ALBANY, N.Y. (NEWS10) – New York lawmakers are already talking about how the allegations in the complaint will change things in Albany.

Local representatives say this points back to the need to have stronger ethics laws and restore the public’s faith in their government.

This lengthy complaint calls the alleged corruption a “multi-year bribery scheme” by some of Governor Cuomo’s top aides and allies.

The allegations are inside a nearly 80-page complaint outline, what is being called a classic quid pro quo.

Local lawmakers say it’s just another instance causing the public to lose trust in its government.

The 12 count complaint alleges bribery, corruption, and fraud connected to hundreds of millions of dollars in state money and benefits.

Government watchdog, Blair Horner, says it’s disheartening to again be talking about corruption in Albany.

“Its an unbelievable scheme.

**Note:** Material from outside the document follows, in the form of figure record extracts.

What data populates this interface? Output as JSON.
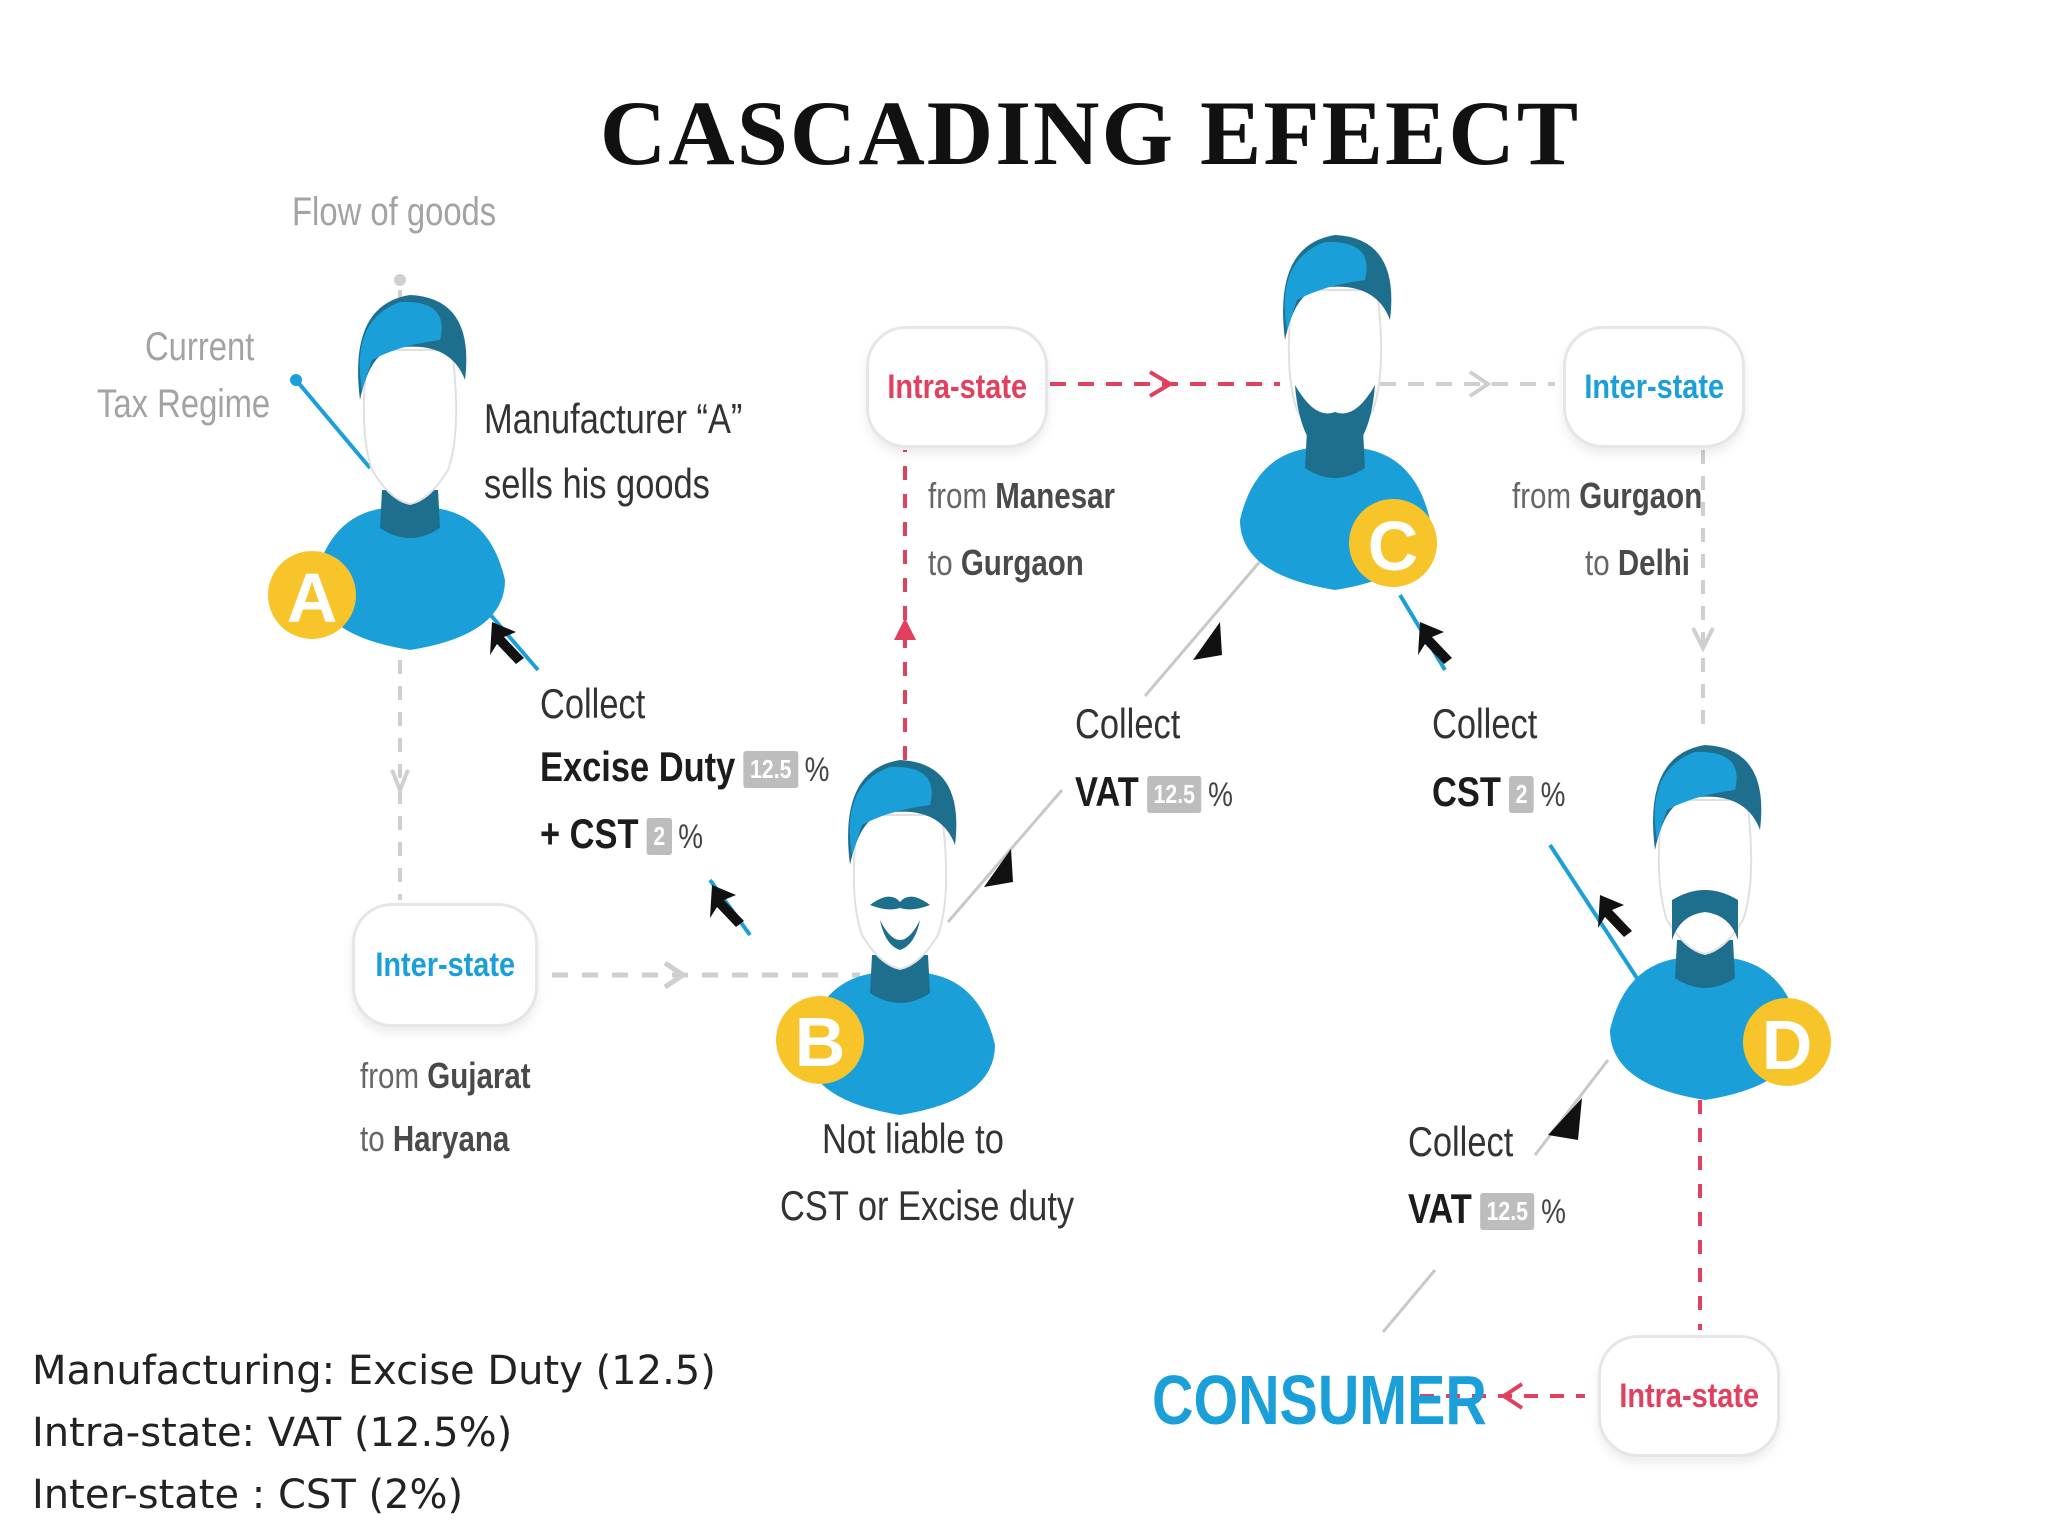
{
  "title": "CASCADING EFEECT",
  "flow_of_goods": "Flow of goods",
  "regime": {
    "line1": "Current",
    "line2": "Tax Regime"
  },
  "manufacturer": {
    "line1": "Manufacturer “A”",
    "line2": "sells his goods"
  },
  "badges": {
    "a": "A",
    "b": "B",
    "c": "C",
    "d": "D"
  },
  "nodes": {
    "pill_intra_top": "Intra-state",
    "pill_inter_top": "Inter-state",
    "pill_inter_left": "Inter-state",
    "pill_intra_bottom": "Intra-state"
  },
  "routes": {
    "manesar": {
      "from": "from",
      "from_place": "Manesar",
      "to": "to",
      "to_place": "Gurgaon"
    },
    "gurgaon_delhi": {
      "from": "from",
      "from_place": "Gurgaon",
      "to": "to",
      "to_place": "Delhi"
    },
    "gujarat": {
      "from": "from",
      "from_place": "Gujarat",
      "to": "to",
      "to_place": "Haryana"
    }
  },
  "collect_a": {
    "collect": "Collect",
    "excise": "Excise Duty",
    "excise_pct": "12.5",
    "cst": "+ CST",
    "cst_pct": "2",
    "pct_sign": "%"
  },
  "collect_c_vat": {
    "collect": "Collect",
    "vat": "VAT",
    "vat_pct": "12.5",
    "pct_sign": "%"
  },
  "collect_c_cst": {
    "collect": "Collect",
    "cst": "CST",
    "cst_pct": "2",
    "pct_sign": "%"
  },
  "collect_d_vat": {
    "collect": "Collect",
    "vat": "VAT",
    "vat_pct": "12.5",
    "pct_sign": "%"
  },
  "not_liable": {
    "line1": "Not liable to",
    "line2": "CST or Excise duty"
  },
  "consumer": "CONSUMER",
  "legend": {
    "line1": "Manufacturing: Excise Duty (12.5)",
    "line2": "Intra-state: VAT (12.5%)",
    "line3": "Inter-state : CST (2%)"
  },
  "colors": {
    "blue": "#1b9fd9",
    "dark_blue": "#1e6f8e",
    "red": "#e2405f",
    "yellow": "#f7c52a",
    "gray": "#cfcfcf"
  }
}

I think the allegations in the US attorney’s complaint are a bombshell in terms of how state government works,” Horner said.

A blow to all officials the public puts their trust in.

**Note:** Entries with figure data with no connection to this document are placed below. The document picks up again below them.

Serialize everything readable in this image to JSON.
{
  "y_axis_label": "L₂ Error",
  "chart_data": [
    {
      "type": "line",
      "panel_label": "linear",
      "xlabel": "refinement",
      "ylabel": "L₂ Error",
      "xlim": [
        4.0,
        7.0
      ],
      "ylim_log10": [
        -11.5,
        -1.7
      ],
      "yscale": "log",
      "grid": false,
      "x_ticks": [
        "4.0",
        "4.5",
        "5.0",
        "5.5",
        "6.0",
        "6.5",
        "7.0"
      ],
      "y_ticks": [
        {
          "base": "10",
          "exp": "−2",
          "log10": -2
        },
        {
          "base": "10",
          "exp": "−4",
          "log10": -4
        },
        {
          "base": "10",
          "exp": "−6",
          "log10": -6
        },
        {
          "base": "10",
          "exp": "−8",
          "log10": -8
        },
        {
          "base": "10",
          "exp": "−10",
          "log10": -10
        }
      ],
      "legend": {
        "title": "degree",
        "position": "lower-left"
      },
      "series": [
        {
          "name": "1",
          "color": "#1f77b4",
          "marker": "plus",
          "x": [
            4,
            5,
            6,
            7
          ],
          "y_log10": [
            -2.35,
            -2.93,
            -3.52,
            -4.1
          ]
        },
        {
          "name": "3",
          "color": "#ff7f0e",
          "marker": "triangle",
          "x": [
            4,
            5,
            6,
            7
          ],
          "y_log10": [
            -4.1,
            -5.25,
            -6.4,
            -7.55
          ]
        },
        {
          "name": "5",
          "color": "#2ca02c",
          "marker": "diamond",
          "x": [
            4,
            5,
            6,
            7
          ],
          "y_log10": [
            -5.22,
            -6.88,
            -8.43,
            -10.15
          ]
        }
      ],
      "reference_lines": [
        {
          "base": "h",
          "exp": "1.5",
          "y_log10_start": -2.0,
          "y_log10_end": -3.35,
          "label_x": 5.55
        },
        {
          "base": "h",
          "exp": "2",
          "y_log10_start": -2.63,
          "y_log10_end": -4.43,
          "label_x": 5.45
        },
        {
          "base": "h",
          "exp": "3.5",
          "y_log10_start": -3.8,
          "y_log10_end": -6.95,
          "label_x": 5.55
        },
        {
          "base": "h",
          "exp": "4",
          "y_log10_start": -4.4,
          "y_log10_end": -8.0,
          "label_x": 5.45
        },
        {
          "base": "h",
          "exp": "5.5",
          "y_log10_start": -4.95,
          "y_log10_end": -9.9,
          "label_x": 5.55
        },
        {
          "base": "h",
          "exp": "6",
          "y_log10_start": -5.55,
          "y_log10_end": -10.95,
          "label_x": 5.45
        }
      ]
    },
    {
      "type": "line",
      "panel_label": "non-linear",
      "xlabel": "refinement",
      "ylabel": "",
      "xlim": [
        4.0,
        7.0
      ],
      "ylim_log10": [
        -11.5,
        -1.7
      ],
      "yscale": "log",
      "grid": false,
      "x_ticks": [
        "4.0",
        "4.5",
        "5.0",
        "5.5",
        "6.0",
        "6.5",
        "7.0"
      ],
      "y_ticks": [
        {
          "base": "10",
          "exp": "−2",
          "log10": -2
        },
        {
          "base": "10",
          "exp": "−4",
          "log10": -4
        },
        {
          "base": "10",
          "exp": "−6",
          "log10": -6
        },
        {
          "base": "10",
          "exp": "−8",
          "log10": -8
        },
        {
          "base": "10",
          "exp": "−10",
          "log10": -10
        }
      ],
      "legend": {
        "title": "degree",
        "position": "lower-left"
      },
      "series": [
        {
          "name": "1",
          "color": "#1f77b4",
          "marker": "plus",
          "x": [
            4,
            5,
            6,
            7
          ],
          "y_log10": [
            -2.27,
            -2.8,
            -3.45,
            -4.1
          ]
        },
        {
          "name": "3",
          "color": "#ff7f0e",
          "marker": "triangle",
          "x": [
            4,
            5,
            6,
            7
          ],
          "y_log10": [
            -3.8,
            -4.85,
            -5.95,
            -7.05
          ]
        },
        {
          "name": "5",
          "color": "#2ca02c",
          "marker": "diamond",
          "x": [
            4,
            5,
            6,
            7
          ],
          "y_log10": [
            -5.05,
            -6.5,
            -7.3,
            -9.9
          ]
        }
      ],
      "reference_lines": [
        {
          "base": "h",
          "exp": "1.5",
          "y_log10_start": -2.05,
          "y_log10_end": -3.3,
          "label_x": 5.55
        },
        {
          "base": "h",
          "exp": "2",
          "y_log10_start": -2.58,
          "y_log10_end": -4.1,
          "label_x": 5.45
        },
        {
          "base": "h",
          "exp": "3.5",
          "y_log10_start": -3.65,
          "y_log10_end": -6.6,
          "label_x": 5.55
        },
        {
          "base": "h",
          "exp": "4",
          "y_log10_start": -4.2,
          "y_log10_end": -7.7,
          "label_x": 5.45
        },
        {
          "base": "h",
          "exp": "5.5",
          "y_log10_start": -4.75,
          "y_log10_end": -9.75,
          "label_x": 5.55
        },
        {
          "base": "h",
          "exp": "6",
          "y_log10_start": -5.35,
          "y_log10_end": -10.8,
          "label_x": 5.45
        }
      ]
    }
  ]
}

Assemblyman Steve McLaughlin says it’s best these allegations have been uncovered.

“It’s good for the state of New York. You’ve got to get rid of corruption in government or you can’t have a functioning successful government or society,” McLaughlin said.

On the other side of the aisle, Assemblyman John McDonald says moving forward those in government should take this as a learning opportunity, saying it’s crucial for dealings like this to be honest.

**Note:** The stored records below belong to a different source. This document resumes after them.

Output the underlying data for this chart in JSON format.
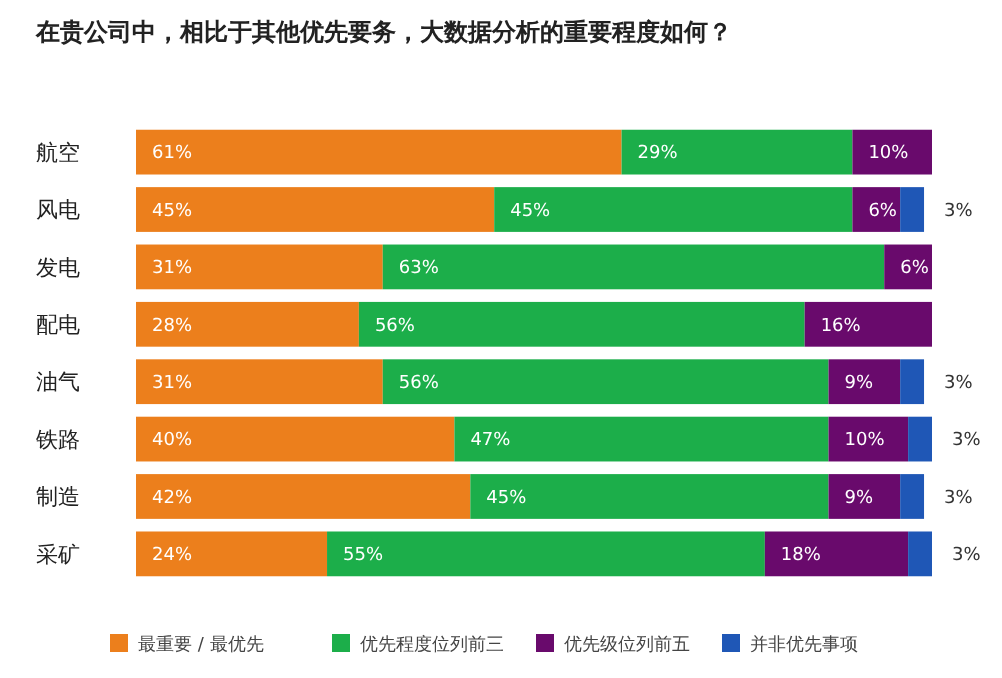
{
  "chart_data": {
    "type": "bar",
    "orientation": "horizontal",
    "stacked": true,
    "title": "在贵公司中，相比于其他优先要务，大数据分析的重要程度如何？",
    "categories": [
      "航空",
      "风电",
      "发电",
      "配电",
      "油气",
      "铁路",
      "制造",
      "采矿"
    ],
    "xlim": [
      0,
      100
    ],
    "legend": "bottom",
    "series": [
      {
        "name": "最重要 / 最优先",
        "color": "#ec7f1c",
        "values": [
          61,
          45,
          31,
          28,
          31,
          40,
          42,
          24
        ],
        "value_labels": [
          "61%",
          "45%",
          "31%",
          "28%",
          "31%",
          "40%",
          "42%",
          "24%"
        ]
      },
      {
        "name": "优先程度位列前三",
        "color": "#1cae4a",
        "values": [
          29,
          45,
          63,
          56,
          56,
          47,
          45,
          55
        ],
        "value_labels": [
          "29%",
          "45%",
          "63%",
          "56%",
          "56%",
          "47%",
          "45%",
          "55%"
        ]
      },
      {
        "name": "优先级位列前五",
        "color": "#690a6c",
        "values": [
          10,
          6,
          6,
          16,
          9,
          10,
          9,
          18
        ],
        "value_labels": [
          "10%",
          "6%",
          "6%",
          "16%",
          "9%",
          "10%",
          "9%",
          "18%"
        ]
      },
      {
        "name": "并非优先事项",
        "color": "#1f57b6",
        "values": [
          null,
          3,
          null,
          null,
          3,
          3,
          3,
          3
        ],
        "value_labels": [
          null,
          "3%",
          null,
          null,
          "3%",
          "3%",
          "3%",
          "3%"
        ]
      }
    ]
  }
}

“When organizations are able to operate with public money in a non transparent fashion, it’s a recipe for corruption,” McDonald said.

The lengthy complaint alleges former top Cuomo aide and long time friend of the governor, Joe Perocco, lined his own pockets with bribes from companies and in return, promised to award them bids for government projects.

A former top Cuomo aide and a personal friend of the governor, Joseph Percoco is accused of lining his own pockets. In return, he’s accused of helping to award bids to the companies paying him to do so.

Calling that money “ziti, a nod to the popular mobster television series, “The Sopranos.”

“Basically viewed the governor’s economic development programs and energy policies as a gold rush where they were supposed to hand over fist make as much money as they can,” Horner said.

Many are saying now, the whole system of how bids are made and accepted, needs to change.

“They could be written to favor people and that’s wrong. And historically, I bet there are many developers watching this right now saying, ‘Yeah I got shut out,'” McDonald said.

“Those of us that are trustworthy and those of us who aren’t. And the problem is the public, they don’t know who that is. And many times we don’t know who that is,” McLaughlin said.

Many are asking for the harshest punishment if these allegations are found to be true.

“They should be dragged away and horsewhipped in my opinion. It’s a violation of public trust and no one should be able to do that,” Horner said.

It’s important to note that the governor is not mentioned as having any part in these allegations.

But local lawmakers say if what’s in these pages turns out to be true, Cuomo will have questions to answer.